MANOCALZATI – Una serata interamente dedicata alla birra artigianale e di qualità quella in programma domani sera a Manocalzati, apartire dalle ore 20.00, con “Che birra è”, l’iniziativa organizzata dal birrificio irpino. Una degustazione approfondita che non vuol essere però un momento “accademico”, ma uno scambio di opinioni sulla bevanda sociale e conviviale per eccellenza che in Irpinia trova una delle sue espressioni rigorosamente “local”. Birre, dunque, da scoprire rigorosamente alla cieca, partendo dall’aspetto visivo per capire quanto le birre artigianali possano essere differenti per stile, tipo di lavorazione, ingredienti utilizzati e grado alcolico.
A guidare la degustazione – che sarà seguita da una cena speciale studiata sugli abbinamenti con le birre proposte – sarà Alfio Ferlito, da anni appassionato e degustatore, curatore del sito www.beerpassion.it.
“Quella di martedì 4 dicembre sarà una serata di introduzione alla birra e alle modalità di degustazione – spiega Ferlito – ma anche di divertimento e conoscenza.

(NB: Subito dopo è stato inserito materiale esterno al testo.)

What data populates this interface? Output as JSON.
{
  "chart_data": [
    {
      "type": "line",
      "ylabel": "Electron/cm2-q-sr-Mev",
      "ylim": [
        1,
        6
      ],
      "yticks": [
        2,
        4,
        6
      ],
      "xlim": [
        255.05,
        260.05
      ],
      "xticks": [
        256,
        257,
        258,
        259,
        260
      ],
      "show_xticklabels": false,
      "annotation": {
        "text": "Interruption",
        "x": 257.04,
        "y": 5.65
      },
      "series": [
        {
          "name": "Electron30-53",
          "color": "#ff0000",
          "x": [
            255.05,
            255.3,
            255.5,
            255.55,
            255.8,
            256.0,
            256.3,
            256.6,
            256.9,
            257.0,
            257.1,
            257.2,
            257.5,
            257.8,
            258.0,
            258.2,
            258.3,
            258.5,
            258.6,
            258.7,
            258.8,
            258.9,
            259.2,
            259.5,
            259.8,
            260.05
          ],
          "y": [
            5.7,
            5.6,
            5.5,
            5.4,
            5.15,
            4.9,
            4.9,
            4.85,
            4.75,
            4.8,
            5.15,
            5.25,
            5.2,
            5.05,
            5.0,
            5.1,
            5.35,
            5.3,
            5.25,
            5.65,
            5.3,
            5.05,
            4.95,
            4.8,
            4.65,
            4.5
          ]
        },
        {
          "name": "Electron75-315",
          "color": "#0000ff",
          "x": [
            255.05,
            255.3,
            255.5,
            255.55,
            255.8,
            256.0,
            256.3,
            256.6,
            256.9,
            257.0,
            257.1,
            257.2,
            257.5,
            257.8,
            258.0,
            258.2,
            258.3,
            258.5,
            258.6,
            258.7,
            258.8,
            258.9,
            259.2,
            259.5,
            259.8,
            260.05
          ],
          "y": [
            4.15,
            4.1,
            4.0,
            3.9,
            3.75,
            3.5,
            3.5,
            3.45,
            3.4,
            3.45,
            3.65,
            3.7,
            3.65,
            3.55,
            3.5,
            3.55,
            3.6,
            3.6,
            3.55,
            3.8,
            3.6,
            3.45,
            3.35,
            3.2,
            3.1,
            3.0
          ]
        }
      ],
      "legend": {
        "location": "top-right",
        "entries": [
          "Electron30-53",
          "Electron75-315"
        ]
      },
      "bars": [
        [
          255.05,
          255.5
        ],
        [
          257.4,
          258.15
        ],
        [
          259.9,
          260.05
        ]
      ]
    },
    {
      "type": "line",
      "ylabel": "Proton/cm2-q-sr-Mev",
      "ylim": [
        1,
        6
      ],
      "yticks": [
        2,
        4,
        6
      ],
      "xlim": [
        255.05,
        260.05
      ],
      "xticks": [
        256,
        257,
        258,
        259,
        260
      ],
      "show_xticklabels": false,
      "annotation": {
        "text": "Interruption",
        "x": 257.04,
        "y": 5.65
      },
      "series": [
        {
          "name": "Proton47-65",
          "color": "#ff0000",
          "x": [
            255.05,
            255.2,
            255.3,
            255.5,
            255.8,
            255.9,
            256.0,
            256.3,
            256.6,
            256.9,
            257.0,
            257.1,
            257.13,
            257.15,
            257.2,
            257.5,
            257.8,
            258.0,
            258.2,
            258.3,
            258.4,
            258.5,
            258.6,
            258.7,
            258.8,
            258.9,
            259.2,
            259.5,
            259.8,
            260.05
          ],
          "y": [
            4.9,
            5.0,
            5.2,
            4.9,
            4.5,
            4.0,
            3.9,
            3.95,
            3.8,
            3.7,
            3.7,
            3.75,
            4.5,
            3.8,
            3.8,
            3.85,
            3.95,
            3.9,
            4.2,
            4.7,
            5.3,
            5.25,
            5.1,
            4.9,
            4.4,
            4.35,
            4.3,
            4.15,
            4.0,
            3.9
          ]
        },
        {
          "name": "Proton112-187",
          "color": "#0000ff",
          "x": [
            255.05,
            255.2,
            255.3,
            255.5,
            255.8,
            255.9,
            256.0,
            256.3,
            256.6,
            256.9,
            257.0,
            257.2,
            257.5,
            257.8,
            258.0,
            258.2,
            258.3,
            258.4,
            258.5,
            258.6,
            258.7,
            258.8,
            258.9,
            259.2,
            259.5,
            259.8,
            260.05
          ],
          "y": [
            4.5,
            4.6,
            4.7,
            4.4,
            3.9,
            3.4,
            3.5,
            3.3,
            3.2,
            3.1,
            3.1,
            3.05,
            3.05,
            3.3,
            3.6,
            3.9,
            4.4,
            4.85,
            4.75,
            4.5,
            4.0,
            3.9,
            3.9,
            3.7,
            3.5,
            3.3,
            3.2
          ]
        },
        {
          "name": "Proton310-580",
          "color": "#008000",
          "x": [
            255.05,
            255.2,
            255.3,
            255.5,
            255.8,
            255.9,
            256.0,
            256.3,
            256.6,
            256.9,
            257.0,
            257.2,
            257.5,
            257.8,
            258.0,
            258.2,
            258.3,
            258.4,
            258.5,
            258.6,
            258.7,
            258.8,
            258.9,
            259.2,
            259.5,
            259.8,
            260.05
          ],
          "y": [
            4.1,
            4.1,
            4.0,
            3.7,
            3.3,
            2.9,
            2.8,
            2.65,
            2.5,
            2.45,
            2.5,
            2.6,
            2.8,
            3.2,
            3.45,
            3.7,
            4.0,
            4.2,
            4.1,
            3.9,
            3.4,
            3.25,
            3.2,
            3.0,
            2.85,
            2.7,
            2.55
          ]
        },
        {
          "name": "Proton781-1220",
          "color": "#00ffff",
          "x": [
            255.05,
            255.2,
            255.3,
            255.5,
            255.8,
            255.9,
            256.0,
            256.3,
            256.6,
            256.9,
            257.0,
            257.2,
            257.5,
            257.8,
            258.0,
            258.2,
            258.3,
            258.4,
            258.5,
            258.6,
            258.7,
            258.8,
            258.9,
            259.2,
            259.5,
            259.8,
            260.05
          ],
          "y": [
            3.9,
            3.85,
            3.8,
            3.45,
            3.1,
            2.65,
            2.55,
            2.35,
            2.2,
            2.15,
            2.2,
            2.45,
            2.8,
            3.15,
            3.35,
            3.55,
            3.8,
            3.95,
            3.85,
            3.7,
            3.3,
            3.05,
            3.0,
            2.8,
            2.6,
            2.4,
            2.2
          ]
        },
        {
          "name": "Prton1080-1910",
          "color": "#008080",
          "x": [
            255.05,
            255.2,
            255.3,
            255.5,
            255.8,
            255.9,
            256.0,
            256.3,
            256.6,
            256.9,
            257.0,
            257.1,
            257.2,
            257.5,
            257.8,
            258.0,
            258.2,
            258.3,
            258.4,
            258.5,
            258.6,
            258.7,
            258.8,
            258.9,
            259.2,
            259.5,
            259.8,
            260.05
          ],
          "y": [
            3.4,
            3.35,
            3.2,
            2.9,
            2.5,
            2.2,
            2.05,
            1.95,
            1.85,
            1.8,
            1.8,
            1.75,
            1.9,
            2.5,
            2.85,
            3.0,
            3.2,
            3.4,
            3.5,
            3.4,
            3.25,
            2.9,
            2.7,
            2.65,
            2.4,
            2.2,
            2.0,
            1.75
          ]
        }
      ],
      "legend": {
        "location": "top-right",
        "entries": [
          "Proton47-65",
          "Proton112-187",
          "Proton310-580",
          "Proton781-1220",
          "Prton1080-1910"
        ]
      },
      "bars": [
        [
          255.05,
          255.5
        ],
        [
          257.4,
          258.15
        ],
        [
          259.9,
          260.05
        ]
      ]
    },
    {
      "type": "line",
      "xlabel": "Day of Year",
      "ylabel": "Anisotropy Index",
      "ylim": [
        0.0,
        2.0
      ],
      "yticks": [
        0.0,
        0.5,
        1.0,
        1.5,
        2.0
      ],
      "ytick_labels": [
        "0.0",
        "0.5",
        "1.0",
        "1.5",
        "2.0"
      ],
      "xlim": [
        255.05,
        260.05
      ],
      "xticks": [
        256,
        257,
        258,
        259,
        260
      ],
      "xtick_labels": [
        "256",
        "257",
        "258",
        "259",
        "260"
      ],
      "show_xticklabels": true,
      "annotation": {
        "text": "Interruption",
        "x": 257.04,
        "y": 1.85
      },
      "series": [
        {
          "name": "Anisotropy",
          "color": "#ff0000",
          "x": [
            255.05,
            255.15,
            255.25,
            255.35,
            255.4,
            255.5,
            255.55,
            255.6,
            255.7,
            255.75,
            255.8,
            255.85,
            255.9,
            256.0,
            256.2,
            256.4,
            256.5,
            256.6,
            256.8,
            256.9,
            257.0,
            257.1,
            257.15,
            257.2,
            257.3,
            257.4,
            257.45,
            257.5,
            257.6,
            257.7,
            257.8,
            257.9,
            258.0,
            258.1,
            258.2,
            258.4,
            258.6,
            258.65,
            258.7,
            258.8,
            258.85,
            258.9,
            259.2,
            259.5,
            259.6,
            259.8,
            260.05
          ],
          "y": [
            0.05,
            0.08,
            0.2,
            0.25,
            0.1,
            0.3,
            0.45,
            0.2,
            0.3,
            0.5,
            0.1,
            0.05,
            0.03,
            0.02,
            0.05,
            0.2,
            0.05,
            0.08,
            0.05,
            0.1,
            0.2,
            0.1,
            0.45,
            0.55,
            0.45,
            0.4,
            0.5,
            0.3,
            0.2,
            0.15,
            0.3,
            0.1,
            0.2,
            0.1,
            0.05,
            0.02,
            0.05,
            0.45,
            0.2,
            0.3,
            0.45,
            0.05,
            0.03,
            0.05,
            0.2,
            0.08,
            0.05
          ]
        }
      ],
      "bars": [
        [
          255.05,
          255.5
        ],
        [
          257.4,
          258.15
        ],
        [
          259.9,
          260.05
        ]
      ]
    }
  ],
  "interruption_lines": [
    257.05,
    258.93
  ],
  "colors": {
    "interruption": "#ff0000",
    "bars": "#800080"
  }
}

Partiremo dalla divisione delle birre a partire dal colore, tre dorate e tre ambrate, e da qui ci renderemo conto man mano, seguendo i vari passi, come lasceremo sempre più da parte il ricordo gustativo della birra industriale, sempre uguale a se stessa, pastorizzata, filtrata, che ha la necessità di rimanere sugli scaffali dei supermercati per mesi e mesi, e che alla fine rischia di ritrovarsi ad essere sempre uguale in ogni parte del mondo. La serata “Che birra è” mostrerà invece a tutti che esistono birre che ci aprono un vero e proprio mondo sulle produzioni di qualità: ne sentiremo i profumi, ne assaporeremo il gusto, scoprire materie prime di ottime qualità e capiremo come questi siano prodotti che non badano a spese, lontani anni luce dagli standard della produzione industriale”.
La serata del 4 dicembre sarà dunque un modo per “aprire gli occhi sulla birra”: “Andremo oltre l’immagine visiva – sottolinea Ferlito – utilizzando tutti i sensi e scoprendo come anche un pubblico non esperto può arrivare facilmente a capire cosa significa bere una birra di qualità. Accanto a noi esistono birre artigianali ottime, prodotti sani,che valorizzano il territorio e che, una volta provati, diventano compagni irrinunciabili, passando da un consumo poco meditato ad uno consapevole. In Italia il consumo di birra è ancora decisamente spostato su quella industriale, ma dagli anni ’90 ad oggi siamo già arrivati alla realizzazione di 350 microbirrifici. È un mercato ancora difficile ma certamente in espansione, anche per la versatilità che offre negli abbinamenti gastronomici. Per l’Irpinia, terra di grandi vini, avere anche grandi birre e certamente un bel vantaggio”.